Military entities were only able to conceive of civil-military cooperation as a way to ensure force protection and soldiers of most forces simply weren’t trained or oriented to do much beyond combat operations or traditional peacekeeping tasks. Nik and Peter write:
…nation-building has in fact never overtaken counter-terrorism in importance.
Which I don’t think was a point made clearly (if at all) during the whole 2009 ‘strategy’ debate.
The quick success in 2001 over the Taliban (plus the invasion of Iraq and later disintegration of the campaign there) led many to think that Afghanistan could be managed successfully on the cheap. Clearly, that was wrong.

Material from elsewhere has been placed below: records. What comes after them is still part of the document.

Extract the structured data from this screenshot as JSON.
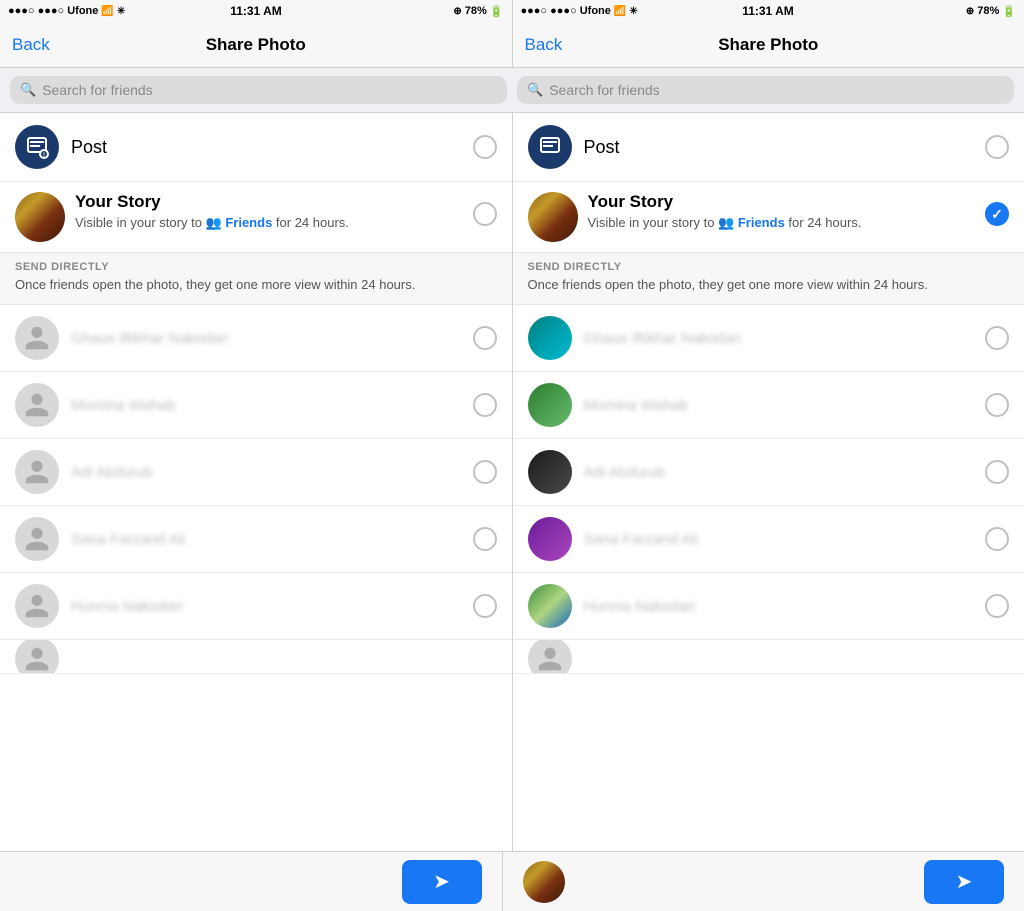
{
  "status": {
    "left": {
      "carrier": "●●●○ Ufone",
      "wifi": "WiFi",
      "time": "11:31 AM",
      "battery": "78%"
    },
    "right": {
      "carrier": "●●●○ Ufone",
      "wifi": "WiFi",
      "time": "11:31 AM",
      "battery": "78%"
    }
  },
  "nav": {
    "back_label": "Back",
    "title": "Share Photo"
  },
  "search": {
    "placeholder": "Search for friends"
  },
  "post": {
    "label": "Post"
  },
  "story": {
    "title": "Your Story",
    "subtitle_prefix": "Visible in your story to",
    "friends_label": "Friends",
    "subtitle_suffix": "for 24 hours."
  },
  "send_directly": {
    "title": "SEND DIRECTLY",
    "description": "Once friends open the photo, they get one more view within 24 hours."
  },
  "friends": [
    {
      "name": "Ghaus Iftikhar Nakodari"
    },
    {
      "name": "Momina Wahab"
    },
    {
      "name": "Adi Abdurub"
    },
    {
      "name": "Sana Farzand Ali"
    },
    {
      "name": "Hunnia Nakodari"
    }
  ],
  "left_panel": {
    "story_selected": false,
    "post_selected": false
  },
  "right_panel": {
    "story_selected": true,
    "post_selected": false
  }
}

They continue:
Thus ISAF troops had arrived at a situation by the end of 2009 whereby US President Obama decided to announce a largely unilateral but temporary surge of US troops as a strategy for Afghanistan, once again making clear that exit and counter-terrorism remained more important than a sustained statebuilding effort.
They then talk about ways to consider the efforts of coalition partners by looking at two variables: alliance dependence (how much each partner thinks it needs the cooperation of the alliance to further their own goals) and threat balancing (how much the partner sees Afghanistan as a direct threat to their national security).

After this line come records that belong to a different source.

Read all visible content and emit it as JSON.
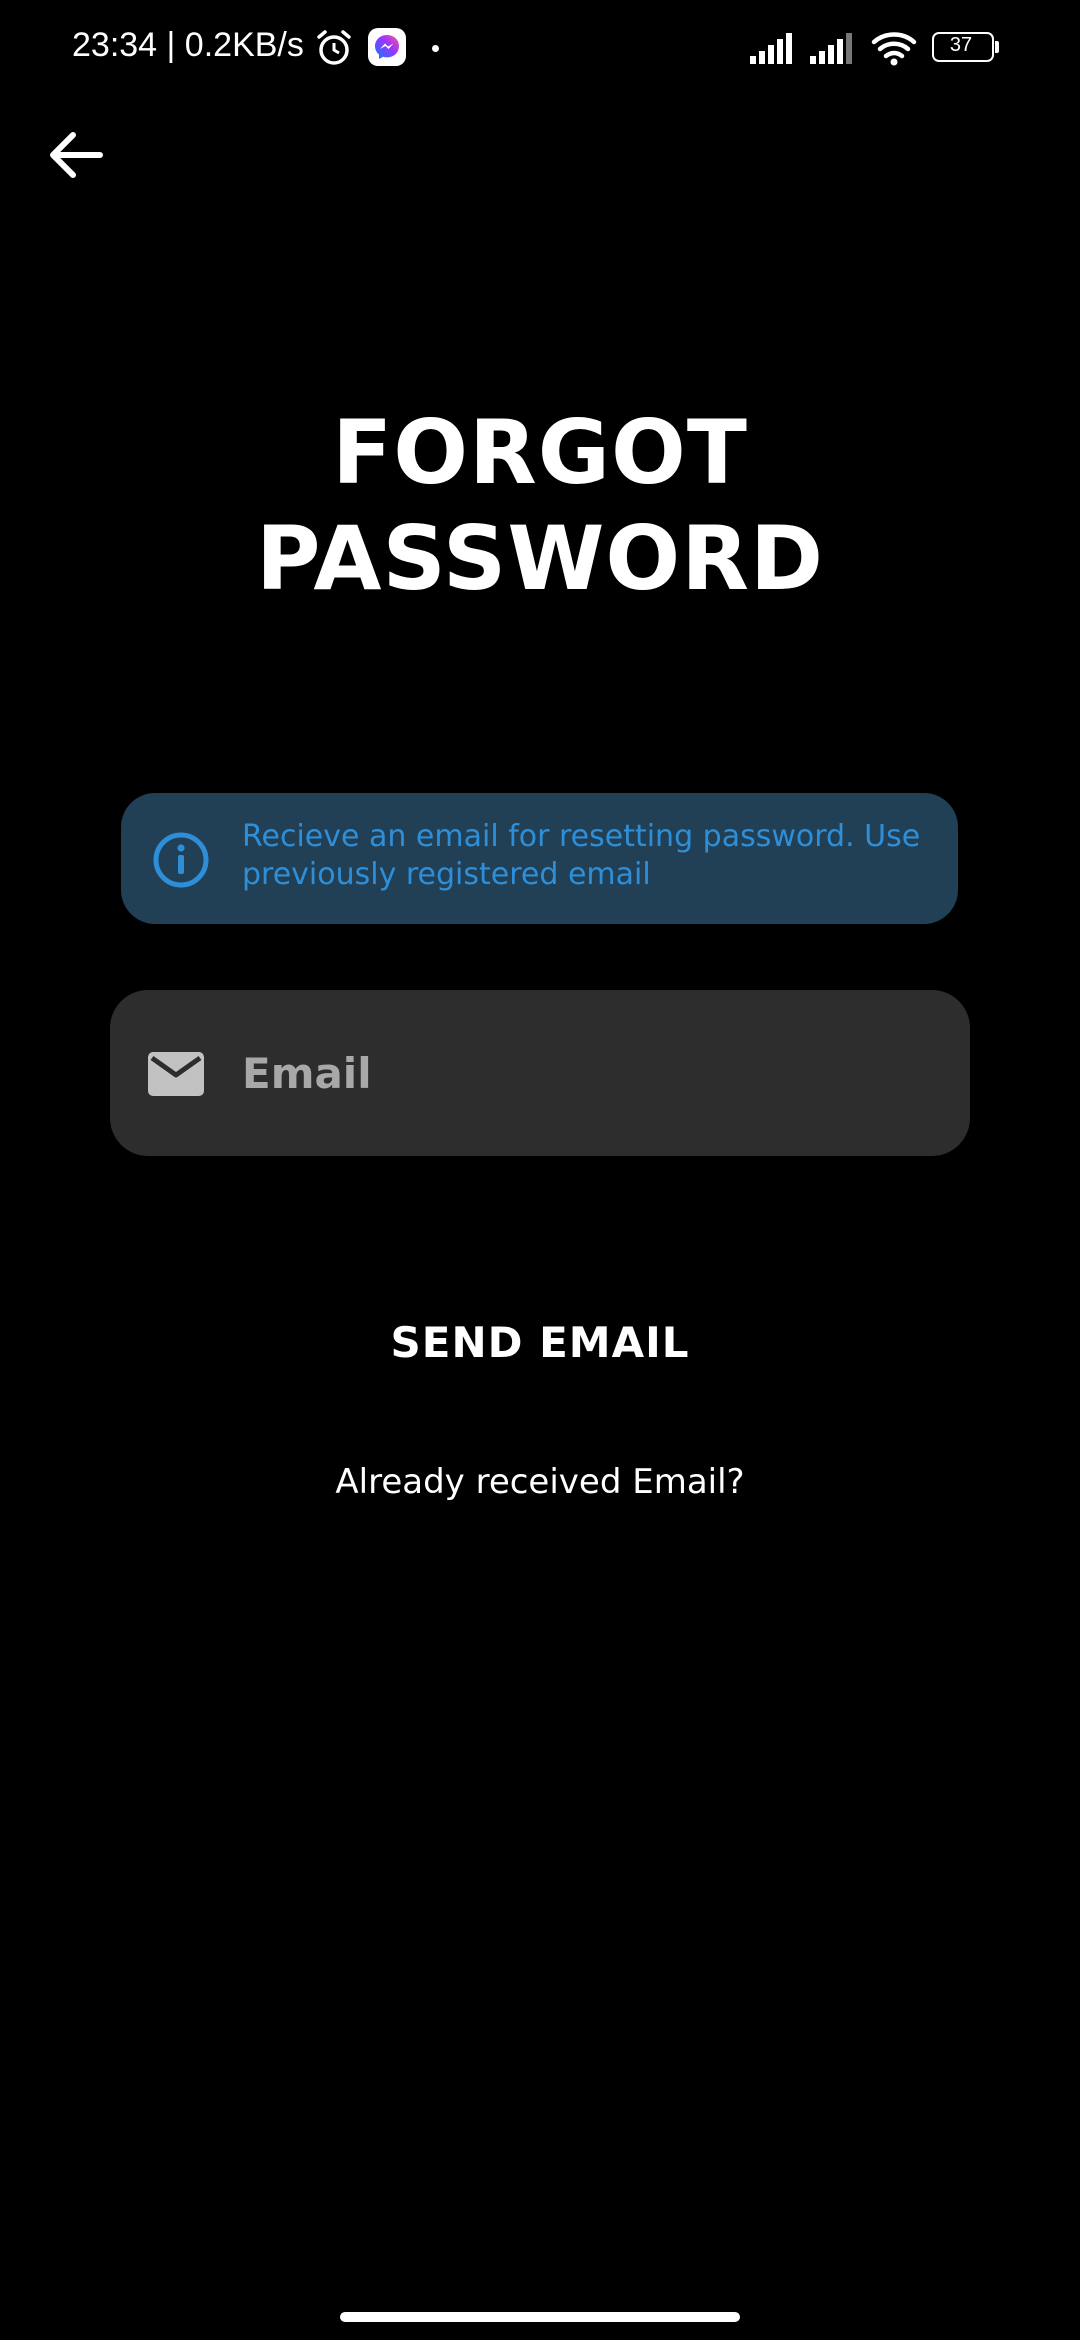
{
  "status_bar": {
    "time_speed": "23:34 | 0.2KB/s",
    "battery_level": "37",
    "icons": [
      "alarm-icon",
      "messenger-icon",
      "dot-icon",
      "signal-icon",
      "signal-icon",
      "wifi-icon",
      "battery-icon"
    ]
  },
  "nav": {
    "back_icon": "arrow-left-icon"
  },
  "page": {
    "title_line1": "FORGOT",
    "title_line2": "PASSWORD"
  },
  "info_banner": {
    "icon": "info-icon",
    "text": "Recieve an email for resetting password. Use previously registered email",
    "background_color": "#213f55",
    "text_color": "#2e8fd8"
  },
  "email_field": {
    "icon": "mail-icon",
    "placeholder": "Email",
    "value": ""
  },
  "actions": {
    "send_label": "SEND EMAIL",
    "already_received_label": "Already received Email?"
  },
  "colors": {
    "background": "#000000",
    "field_background": "#2d2d2d",
    "text": "#ffffff"
  }
}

In talking about some of the challanges to determining the relative success or failure of the mission in Afghanistan through a cost-benefit analysis, Nik and Peter list a number of factors. In talking about the importance of considering time as a consideration they write:
…should the West abandon Afghanistan, it would be likely to send a negative message about its capabilities and commitments elsewhere in the world.
I’m not totally sure about that one. After all, after ten years in Afghanistan without much to show for it, even if we achieved some sort of victory now, wouldn’t one would seriously have to question our capabilities in such conflicts? Further, at what point can we shed the claim that the West ‘doesn’t have the stomache’ for long conflicts? Afghanistan now represents the longest war that U.S. has been involved with. Iraq isn’t that far behind. It may be easy to jump to the conclusion that any war abandoned short of ‘victory’ is a black stain on a nation’s reputation for commitment I don’t think such a conclusion could stand up to examination.

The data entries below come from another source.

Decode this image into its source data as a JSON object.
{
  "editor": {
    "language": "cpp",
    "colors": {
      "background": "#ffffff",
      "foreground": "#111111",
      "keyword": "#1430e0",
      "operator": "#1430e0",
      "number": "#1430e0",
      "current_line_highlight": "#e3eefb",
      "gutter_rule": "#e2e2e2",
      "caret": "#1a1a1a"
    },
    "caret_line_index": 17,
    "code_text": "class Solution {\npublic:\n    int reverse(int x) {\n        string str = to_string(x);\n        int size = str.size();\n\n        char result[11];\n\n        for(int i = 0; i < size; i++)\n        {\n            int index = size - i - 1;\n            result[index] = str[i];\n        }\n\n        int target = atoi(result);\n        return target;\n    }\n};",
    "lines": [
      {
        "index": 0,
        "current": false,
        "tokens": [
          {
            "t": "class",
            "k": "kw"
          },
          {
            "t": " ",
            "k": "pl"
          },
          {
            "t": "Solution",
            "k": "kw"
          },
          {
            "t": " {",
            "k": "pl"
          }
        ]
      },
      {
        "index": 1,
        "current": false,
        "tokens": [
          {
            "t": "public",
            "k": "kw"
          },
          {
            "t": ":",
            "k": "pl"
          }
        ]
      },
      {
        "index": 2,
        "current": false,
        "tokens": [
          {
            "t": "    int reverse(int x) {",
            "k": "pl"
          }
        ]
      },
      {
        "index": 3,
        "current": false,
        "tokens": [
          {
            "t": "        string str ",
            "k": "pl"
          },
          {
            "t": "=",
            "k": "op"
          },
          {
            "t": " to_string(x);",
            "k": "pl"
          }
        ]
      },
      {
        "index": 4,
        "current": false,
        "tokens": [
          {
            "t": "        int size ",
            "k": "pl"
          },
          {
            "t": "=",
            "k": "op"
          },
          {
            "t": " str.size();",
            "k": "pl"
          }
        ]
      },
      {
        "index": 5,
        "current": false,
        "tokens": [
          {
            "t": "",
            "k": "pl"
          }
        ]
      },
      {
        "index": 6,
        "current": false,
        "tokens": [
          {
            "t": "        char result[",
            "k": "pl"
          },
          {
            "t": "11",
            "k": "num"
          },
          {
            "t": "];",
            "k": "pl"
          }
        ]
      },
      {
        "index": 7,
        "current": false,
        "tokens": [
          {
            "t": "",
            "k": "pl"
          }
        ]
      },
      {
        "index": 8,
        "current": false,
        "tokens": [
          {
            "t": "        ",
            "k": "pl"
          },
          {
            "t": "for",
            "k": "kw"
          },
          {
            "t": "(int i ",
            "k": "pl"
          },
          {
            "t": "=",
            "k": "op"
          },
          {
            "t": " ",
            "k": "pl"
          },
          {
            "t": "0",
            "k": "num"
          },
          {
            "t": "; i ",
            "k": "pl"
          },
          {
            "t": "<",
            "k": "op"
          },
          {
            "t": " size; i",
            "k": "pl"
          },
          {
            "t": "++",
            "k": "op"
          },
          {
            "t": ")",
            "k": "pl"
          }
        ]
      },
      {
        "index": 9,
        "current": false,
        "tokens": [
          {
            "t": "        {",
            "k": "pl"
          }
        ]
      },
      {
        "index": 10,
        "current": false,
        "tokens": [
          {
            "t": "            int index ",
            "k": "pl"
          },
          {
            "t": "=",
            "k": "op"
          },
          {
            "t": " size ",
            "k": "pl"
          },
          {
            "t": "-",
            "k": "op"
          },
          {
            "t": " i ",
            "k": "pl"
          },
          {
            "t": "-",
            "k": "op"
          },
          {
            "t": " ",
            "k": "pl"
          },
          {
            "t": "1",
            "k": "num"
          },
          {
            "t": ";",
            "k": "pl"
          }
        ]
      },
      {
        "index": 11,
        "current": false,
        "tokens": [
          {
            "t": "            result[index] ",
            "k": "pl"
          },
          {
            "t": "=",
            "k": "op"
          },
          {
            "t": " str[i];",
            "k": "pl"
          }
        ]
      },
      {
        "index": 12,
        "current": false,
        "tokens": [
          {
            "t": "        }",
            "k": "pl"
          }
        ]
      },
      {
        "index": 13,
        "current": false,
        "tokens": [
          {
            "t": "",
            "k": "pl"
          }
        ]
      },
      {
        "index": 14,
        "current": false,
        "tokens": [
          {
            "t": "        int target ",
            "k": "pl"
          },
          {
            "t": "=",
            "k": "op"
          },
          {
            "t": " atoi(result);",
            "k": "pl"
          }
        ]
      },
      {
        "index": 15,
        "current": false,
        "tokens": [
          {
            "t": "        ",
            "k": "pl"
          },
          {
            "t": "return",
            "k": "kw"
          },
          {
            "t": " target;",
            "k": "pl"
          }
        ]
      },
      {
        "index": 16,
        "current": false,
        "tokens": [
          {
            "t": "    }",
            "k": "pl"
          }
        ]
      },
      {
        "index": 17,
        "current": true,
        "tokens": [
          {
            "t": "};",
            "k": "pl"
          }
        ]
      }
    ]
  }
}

When trying to determine costs and benefits, they write an interesting observation which I suppose I knew but hadn’t seen put so succinctly:
…a weak state in Afghanistan where Western troops are bogged down works as a militant magnet and deflects threats from Europe, North America and elsewhere in the broader Middle East, even as it paradoxically also leads to threats in other cases in the same locations.
So, conflicts like Afghanistan and Iraq attract militants from all over the world to carry out jihad (one of the benefits often alluded to by the phrase ‘By fighting them over there, we don’t have to fight them here.’) and they also encourage people to domestic militant action who otherwise might not be so inclined (your homegrown violent extremists). I’m not sure if there’s any emperical work done to determine the effects of each of those factors but it’d be interesting to see.
I also really liked his catagorization of coalition partners
All in all a promising start to what looks to be an interesting book.